As the first season of the year, spring brings a fresh start to the country calendar, while also sharing its name – and a common origin – with the word for the source of a stream, an Old English verb that means ‘to burst forth’.

An enduring human preoccupation, the availability of fresh water is one of the most dominant factors in shaping not only the landscape itself, but our subsequent use of it. In the spring line settlements of the North and South Downs, villages cluster around streams that flow from the base of the permeable chalk. Chalk may be porous, but on the Downs it lies over an impermeable clay and springs bubble to the surface where the two rocks meet. You can trace this concealed seam with the aid of nothing more specialist than a motoring atlas; the hidden geology that makes the spring line is betrayed by roads that run from village to village, parallel to the crest of the Downs.

Spring line settlements aren’t only found on chalk. Cheddar and Wells, at the base of the Mendips in Somerset, are spring line villages at the foot of limestone outcrops, while the dead-straight fifty-mile-long escarpment of the Lincoln Edge reveals a spring line settlement every mile or so.

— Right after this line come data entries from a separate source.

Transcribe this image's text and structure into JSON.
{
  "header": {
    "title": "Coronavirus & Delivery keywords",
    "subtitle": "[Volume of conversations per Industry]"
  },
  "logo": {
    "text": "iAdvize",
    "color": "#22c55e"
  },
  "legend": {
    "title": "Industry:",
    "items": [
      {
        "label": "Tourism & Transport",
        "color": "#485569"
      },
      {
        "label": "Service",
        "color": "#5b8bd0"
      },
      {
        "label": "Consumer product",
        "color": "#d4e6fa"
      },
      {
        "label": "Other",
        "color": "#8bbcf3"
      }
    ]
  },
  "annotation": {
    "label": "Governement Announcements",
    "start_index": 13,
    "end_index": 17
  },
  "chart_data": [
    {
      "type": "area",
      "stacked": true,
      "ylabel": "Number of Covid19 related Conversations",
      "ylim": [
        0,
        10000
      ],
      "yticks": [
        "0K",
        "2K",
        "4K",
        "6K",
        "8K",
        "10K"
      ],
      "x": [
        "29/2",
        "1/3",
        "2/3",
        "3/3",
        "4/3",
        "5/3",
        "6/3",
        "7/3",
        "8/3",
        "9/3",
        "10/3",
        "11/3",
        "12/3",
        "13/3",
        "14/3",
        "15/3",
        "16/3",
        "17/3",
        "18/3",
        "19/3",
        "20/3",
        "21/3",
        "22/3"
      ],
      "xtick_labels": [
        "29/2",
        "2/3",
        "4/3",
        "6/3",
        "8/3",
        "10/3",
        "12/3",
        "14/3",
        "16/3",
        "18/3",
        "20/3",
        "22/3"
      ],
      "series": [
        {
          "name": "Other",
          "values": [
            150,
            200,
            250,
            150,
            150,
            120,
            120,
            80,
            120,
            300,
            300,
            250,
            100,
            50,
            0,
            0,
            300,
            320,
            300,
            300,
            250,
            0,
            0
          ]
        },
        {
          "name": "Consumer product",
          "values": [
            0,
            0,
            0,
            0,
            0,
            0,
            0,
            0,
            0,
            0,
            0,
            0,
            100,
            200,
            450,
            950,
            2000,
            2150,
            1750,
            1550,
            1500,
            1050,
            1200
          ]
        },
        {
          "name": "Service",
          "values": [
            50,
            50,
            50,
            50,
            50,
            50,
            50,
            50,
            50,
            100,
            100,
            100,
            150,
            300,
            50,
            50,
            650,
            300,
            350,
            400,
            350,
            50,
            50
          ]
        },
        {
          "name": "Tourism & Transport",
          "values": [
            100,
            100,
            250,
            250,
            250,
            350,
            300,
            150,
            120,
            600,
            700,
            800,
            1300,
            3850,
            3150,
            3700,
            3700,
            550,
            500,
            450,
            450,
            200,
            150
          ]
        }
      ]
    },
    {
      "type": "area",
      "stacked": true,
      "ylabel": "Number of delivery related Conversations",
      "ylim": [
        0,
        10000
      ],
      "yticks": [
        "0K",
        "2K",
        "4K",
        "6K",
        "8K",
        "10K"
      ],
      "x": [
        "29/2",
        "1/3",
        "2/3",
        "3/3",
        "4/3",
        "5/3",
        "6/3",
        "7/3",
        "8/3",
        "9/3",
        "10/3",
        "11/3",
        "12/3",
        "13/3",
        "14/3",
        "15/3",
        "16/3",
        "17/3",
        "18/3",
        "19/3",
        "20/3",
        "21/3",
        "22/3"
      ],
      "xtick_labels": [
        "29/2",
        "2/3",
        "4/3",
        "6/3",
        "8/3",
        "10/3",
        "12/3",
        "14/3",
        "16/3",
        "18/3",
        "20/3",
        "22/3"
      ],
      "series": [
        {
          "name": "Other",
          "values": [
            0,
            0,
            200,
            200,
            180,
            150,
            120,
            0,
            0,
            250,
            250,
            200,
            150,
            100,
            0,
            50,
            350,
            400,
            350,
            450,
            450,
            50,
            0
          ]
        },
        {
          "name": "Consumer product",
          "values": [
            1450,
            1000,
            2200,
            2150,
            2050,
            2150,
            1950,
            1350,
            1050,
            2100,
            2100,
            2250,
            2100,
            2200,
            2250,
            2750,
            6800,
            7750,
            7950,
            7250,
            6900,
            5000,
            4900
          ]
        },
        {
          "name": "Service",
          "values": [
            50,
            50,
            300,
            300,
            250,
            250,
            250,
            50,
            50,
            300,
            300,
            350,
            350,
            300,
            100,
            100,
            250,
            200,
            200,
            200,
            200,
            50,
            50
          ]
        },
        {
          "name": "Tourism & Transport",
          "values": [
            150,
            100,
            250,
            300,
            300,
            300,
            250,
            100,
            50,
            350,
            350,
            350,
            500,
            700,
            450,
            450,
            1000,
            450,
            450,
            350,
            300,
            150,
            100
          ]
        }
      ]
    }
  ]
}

In Cheshire, a ridge of various kinds of sandstone that runs north from Whitchurch includes one that is aptly named ‘waterstone’ on which springs abound. With fresh water widely available at the ridge’s foot, the pattern of settlement is dispersed and open; higher up the slopes, wells were excavated in the easily worked rock – one, within the inner bailey of Beeston Castle is over 350 feet deep.

In medieval times, the source of water not only satisfied a physical requirement, but could also fulfil a spiritual need. At the centre of reverence for water as the capricious, spiteful god it sometimes seemed to be, wells were credited with magical qualities; in that way at least, a holy well like, well, Holywell in Flintshire lived up to its epithet as the ‘Lourdes of Wales’, attracting thousands of pilgrims to take the waters long before spa towns like Cheltenham and Tunbridge Wells claimed medicinal benefit in the foul-tasting waters. But even the medieval holy wells are young in comparison to the wells of the celtic fringe. On the approach to Madron and Sancreed Wells in Cornwall and St Curiden’s spring on the Black Isle near Munlochy, hundreds of votive rags, or ‘clooties’ have been tied to the trees by visitors seeking a cure to an intractable illness - as the fabric disintegrates, runs the reasoning, so the illness is cured. Unfortunately, some have left offerings that are made from non bio-degradable fabrics.